LOTUS

Au cœur du symbolisme

Les échecs, l'alliance du blanc et du noir

(Résumé)

Jeu d'échecs

Noir sur blanc, blanc sur noir

Dans les temps anciens, les jeux n'étaient pas de simples divertissements comme aujourd'hui. Ils revêtaient un caractère sacré dont les échecs conservent encore des traces de nos jours.

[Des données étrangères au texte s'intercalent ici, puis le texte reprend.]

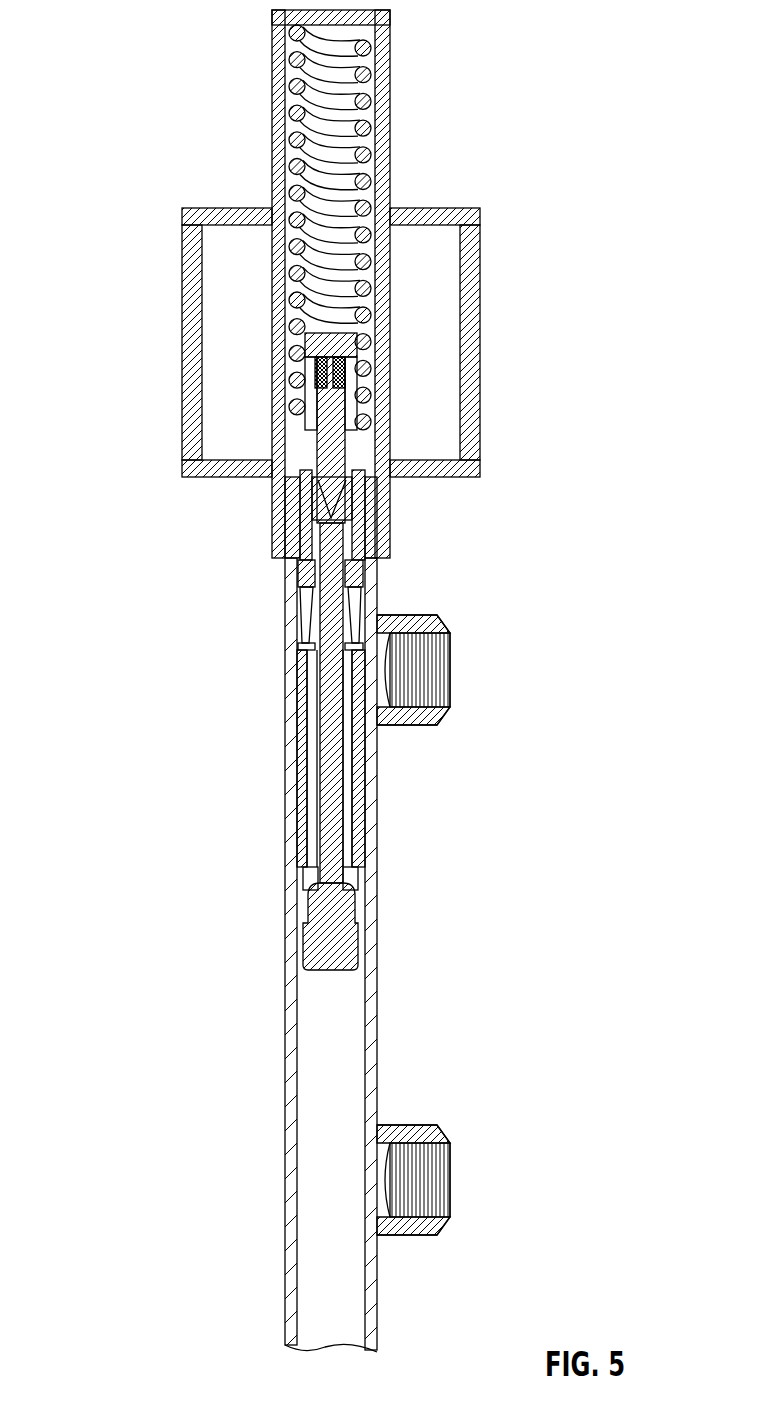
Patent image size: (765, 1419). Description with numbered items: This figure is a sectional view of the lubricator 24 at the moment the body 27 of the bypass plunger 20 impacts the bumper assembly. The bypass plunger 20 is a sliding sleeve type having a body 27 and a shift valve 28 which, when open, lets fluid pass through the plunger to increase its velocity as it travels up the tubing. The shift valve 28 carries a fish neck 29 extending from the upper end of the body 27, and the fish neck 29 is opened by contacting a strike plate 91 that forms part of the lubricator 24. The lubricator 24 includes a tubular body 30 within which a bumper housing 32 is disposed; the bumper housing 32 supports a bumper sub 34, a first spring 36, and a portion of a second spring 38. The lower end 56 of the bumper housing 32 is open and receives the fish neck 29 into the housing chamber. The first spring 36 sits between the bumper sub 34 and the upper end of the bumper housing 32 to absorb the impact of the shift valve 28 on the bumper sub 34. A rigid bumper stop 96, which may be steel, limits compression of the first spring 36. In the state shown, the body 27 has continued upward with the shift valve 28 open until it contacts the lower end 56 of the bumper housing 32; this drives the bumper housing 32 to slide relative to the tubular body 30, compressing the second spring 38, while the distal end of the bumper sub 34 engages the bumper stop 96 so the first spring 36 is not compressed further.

The lubricator 24 is at (135, 129).
The second spring 38 is at (370, 153).
The bumper stop 96 is at (302, 360).
The first spring 36 is at (370, 375).
The bumper sub 34 is at (347, 475).
The fish neck 29 is at (350, 498).
The strike plate 91 is at (305, 518).
The bumper housing 32 is at (300, 570).
The lower end 56 is at (367, 603).
The body 27 is at (300, 685).
The shift valve 28 is at (328, 807).
The tubular body 30 is at (377, 810).
The bypass plunger 20 is at (367, 843).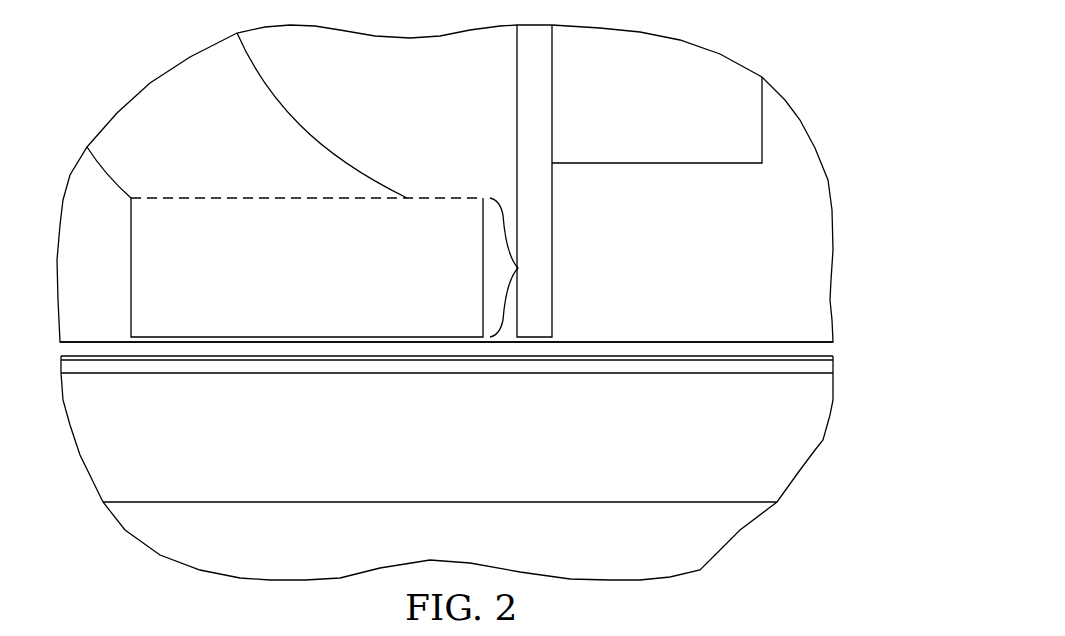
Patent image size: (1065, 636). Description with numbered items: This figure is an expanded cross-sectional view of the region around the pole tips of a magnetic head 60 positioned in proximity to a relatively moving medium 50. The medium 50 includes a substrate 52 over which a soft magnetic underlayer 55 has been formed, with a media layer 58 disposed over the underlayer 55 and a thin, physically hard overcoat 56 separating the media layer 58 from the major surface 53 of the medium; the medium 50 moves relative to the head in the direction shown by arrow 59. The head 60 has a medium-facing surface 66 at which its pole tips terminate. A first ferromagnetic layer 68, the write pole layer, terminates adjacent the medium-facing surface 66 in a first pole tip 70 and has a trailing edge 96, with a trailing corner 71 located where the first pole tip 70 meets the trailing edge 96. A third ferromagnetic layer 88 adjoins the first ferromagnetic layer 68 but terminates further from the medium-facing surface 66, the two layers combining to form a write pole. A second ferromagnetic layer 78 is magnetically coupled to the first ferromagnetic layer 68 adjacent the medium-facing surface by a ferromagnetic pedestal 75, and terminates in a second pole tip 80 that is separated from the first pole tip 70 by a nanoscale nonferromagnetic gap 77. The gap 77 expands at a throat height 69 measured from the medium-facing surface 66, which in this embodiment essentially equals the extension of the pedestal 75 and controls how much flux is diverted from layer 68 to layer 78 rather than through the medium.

The medium 50 is at (800, 545).
The substrate 52 is at (590, 556).
The major surface 53 is at (762, 356).
The soft magnetic underlayer 55 is at (395, 469).
The overcoat 56 is at (676, 360).
The media layer 58 is at (745, 373).
The arrow 59 is at (325, 537).
The magnetic head 60 is at (792, 68).
The medium-facing surface 66 is at (797, 343).
The first ferromagnetic layer 68 is at (517, 113).
The throat height 69 is at (517, 267).
The first pole tip 70 is at (535, 339).
The trailing corner 71 is at (510, 340).
The ferromagnetic pedestal 75 is at (232, 196).
The nonferromagnetic gap 77 is at (483, 269).
The second ferromagnetic layer 78 is at (270, 97).
The second pole tip 80 is at (306, 338).
The third ferromagnetic layer 88 is at (762, 128).
The trailing edge 96 is at (517, 77).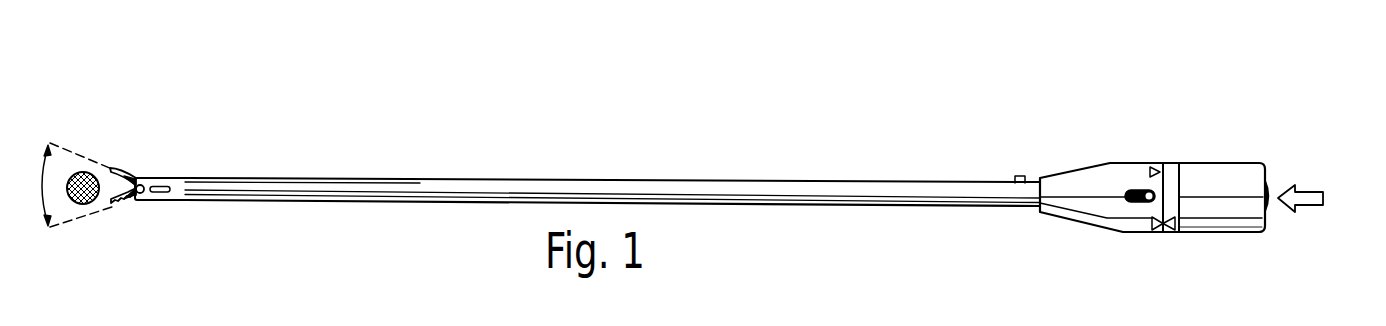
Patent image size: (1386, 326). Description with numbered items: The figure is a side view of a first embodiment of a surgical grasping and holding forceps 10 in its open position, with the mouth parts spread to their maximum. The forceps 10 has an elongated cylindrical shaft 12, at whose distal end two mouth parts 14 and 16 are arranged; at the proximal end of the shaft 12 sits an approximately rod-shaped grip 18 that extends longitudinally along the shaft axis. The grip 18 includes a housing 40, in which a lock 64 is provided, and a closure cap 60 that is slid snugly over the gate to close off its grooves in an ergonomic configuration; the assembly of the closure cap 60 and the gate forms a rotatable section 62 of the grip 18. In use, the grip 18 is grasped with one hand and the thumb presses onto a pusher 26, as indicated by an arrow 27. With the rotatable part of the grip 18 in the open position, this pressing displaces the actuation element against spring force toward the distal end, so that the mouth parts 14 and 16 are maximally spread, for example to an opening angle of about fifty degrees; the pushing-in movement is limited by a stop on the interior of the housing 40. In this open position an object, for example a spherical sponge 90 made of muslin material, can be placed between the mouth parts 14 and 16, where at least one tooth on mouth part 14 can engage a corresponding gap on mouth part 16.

The surgical grasping and holding forceps 10 is at (752, 148).
The shaft 12 is at (478, 185).
The mouth part 14 is at (125, 168).
The mouth part 16 is at (127, 200).
The grip 18 is at (1137, 168).
The pusher 26 is at (1268, 190).
The arrow 27 is at (1313, 190).
The housing 40 is at (1082, 183).
The closure cap 60 is at (1220, 222).
The rotatable section 62 is at (1217, 177).
The lock 64 is at (1122, 207).
The spherical sponge 90 is at (80, 171).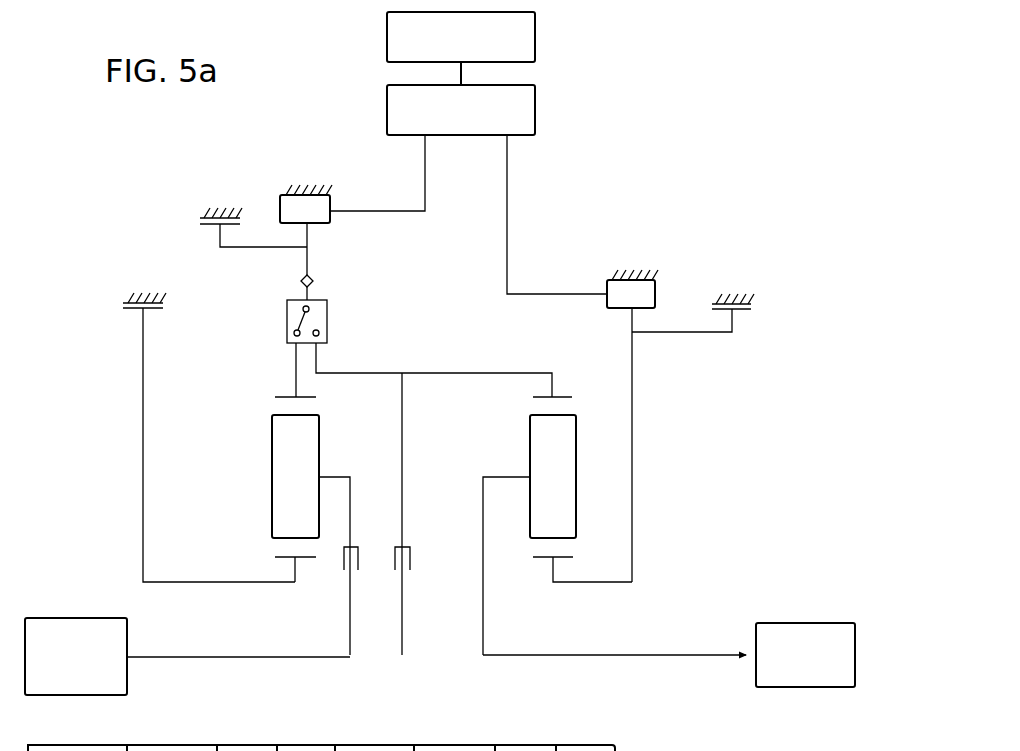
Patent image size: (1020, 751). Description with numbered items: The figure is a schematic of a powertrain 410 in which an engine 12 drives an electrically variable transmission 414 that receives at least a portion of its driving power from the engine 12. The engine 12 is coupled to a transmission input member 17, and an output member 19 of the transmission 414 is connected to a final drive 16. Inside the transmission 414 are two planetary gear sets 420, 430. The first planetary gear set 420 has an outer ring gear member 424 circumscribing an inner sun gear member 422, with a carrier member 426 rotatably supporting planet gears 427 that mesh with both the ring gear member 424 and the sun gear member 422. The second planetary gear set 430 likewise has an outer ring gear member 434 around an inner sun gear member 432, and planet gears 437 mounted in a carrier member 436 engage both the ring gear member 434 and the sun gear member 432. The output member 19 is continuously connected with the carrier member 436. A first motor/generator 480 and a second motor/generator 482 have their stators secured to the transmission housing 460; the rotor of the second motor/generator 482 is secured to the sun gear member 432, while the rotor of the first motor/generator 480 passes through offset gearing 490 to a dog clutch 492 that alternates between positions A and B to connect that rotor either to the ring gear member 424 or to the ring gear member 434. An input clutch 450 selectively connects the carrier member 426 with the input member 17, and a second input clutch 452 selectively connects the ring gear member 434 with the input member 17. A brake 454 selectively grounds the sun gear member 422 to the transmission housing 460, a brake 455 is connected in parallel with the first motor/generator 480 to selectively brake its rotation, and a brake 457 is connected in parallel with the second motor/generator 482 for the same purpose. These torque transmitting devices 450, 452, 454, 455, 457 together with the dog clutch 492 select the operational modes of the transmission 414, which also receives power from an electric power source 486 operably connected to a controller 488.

The engine 12 is at (94, 602).
The final drive 16 is at (790, 604).
The transmission input member 17 is at (164, 660).
The output member 19 is at (717, 658).
The powertrain 410 is at (700, 142).
The electrically variable transmission 414 is at (743, 170).
The first planetary gear set 420 is at (286, 562).
The inner sun gear member 422 is at (305, 562).
The outer ring gear member 424 is at (292, 396).
The carrier member 426 is at (329, 470).
The planet gears 427 is at (295, 476).
The second planetary gear set 430 is at (541, 562).
The inner sun gear member 432 is at (562, 562).
The outer ring gear member 434 is at (544, 392).
The carrier member 436 is at (518, 470).
The planet gears 437 is at (553, 476).
The input clutch 450 is at (361, 544).
The input clutch 452 is at (413, 544).
The brake 454 is at (116, 303).
The brake 455 is at (196, 218).
The brake 457 is at (756, 305).
The transmission housing 460 is at (283, 187).
The first motor/generator 480 is at (277, 190).
The second motor/generator 482 is at (661, 278).
The electric power source 486 is at (387, 40).
The controller 488 is at (387, 110).
The offset gearing 490 is at (295, 284).
The dog clutch 492 is at (286, 328).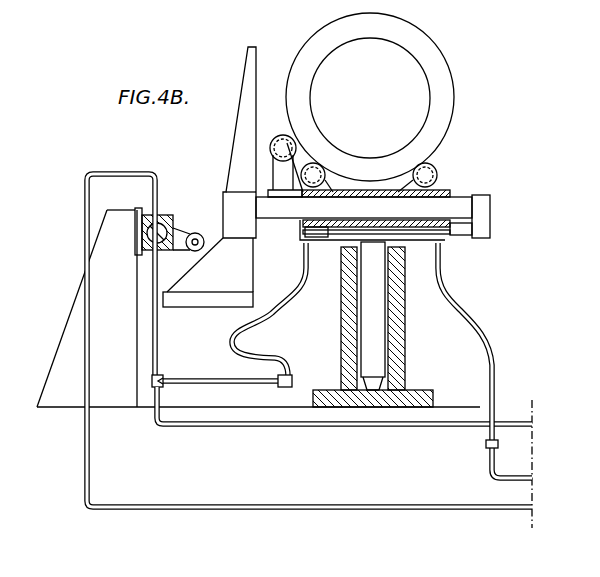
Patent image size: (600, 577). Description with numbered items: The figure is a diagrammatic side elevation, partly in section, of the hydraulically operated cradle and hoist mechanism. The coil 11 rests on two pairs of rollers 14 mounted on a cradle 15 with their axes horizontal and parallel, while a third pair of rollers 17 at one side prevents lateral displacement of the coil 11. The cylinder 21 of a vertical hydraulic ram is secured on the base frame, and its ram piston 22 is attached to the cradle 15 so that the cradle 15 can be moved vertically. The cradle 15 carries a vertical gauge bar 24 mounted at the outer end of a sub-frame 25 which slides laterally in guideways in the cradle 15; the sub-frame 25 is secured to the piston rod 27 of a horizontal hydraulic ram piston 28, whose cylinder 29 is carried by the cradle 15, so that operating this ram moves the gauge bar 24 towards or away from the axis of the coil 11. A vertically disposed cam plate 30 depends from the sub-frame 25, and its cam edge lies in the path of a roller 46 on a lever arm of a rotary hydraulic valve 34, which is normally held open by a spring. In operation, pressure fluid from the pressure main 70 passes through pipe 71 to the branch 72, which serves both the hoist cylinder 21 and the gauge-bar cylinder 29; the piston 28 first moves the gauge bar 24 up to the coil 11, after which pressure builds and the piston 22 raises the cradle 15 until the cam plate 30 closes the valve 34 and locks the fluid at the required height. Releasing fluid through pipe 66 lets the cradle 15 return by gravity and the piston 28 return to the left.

The coil 11 is at (440, 110).
The rollers 14 is at (310, 175).
The cradle 15 is at (430, 196).
The third pair of rollers 17 is at (288, 135).
The cylinder 21 is at (400, 347).
The ram piston 22 is at (370, 328).
The vertical gauge bar 24 is at (240, 138).
The sub-frame 25 is at (483, 212).
The piston rod 27 is at (455, 233).
The horizontal hydraulic ram piston 28 is at (305, 238).
The cylinder 29 is at (440, 238).
The plate 30 is at (203, 292).
The rotary hydraulic valve 34 is at (162, 218).
The roller 46 is at (194, 233).
The pipe 66 is at (290, 424).
The pressure main 70 is at (489, 462).
The pipe 71 is at (400, 507).
The branch 72 is at (202, 380).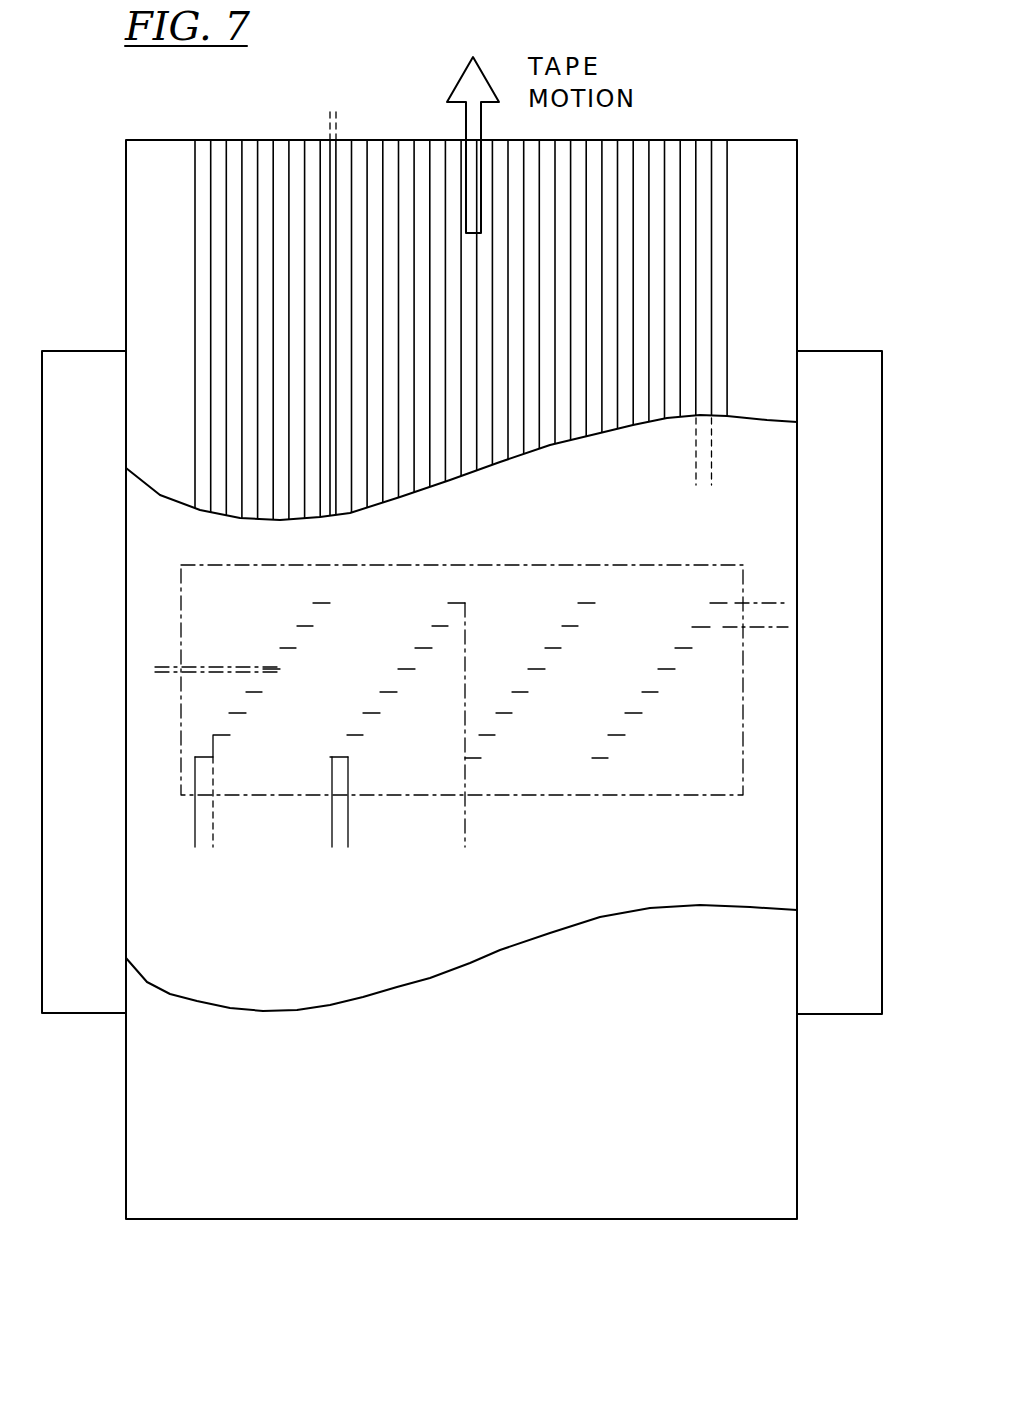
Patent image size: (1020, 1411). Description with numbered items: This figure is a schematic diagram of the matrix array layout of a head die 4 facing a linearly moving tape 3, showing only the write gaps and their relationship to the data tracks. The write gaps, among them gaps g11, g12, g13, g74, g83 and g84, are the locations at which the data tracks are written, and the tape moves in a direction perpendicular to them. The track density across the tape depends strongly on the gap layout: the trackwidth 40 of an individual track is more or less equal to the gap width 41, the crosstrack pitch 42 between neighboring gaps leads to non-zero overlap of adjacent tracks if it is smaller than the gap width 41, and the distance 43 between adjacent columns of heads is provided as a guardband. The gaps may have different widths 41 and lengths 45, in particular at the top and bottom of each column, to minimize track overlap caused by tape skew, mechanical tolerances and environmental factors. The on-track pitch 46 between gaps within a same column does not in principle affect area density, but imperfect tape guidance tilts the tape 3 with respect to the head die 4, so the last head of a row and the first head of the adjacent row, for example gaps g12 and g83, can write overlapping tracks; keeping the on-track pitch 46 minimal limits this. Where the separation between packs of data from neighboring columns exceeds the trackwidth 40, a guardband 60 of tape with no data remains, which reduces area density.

L'origine du jeu se perd dans la nuit des temps. Des textes indiens, chinois, persans, égyptiens, hébreux, arabes et grecs font référence au jeu, mais ni Homère ni Hérodote et pas davantage Platon ne sont parvenus à découvrir son origine.

Nombre d'hypothèses ont été formulées sur l'origine des échecs et aucune d'elles n'a été vérifiée jusqu'à présent. Une chose est certaine cependant, le jeu est ancien et vient d'Orient; il fut introduit en Europe par Arabes à l'époque des croisades.

La dénomination du jeu trouve notamment son origine dans les travaux de Thomas Hyle sur les jeux orientaux et repris dans son livre, intitulé De Ludis Orientalus (1694), où il cite l'extrait suivant tiré d'un traité persan:

“Satrangh est le nom de la plante qui ressemble à un homme et que l'on donne en arabe à la mandragore… C'est de là que provient le nom de ce jeu si connu et si répandu car, en effet, l'on y voit des pièces de bois qui sont des figures humaines, d'où il fut appelé satrangh, mandragores, dont la prononciation arabe est shatrang-j.”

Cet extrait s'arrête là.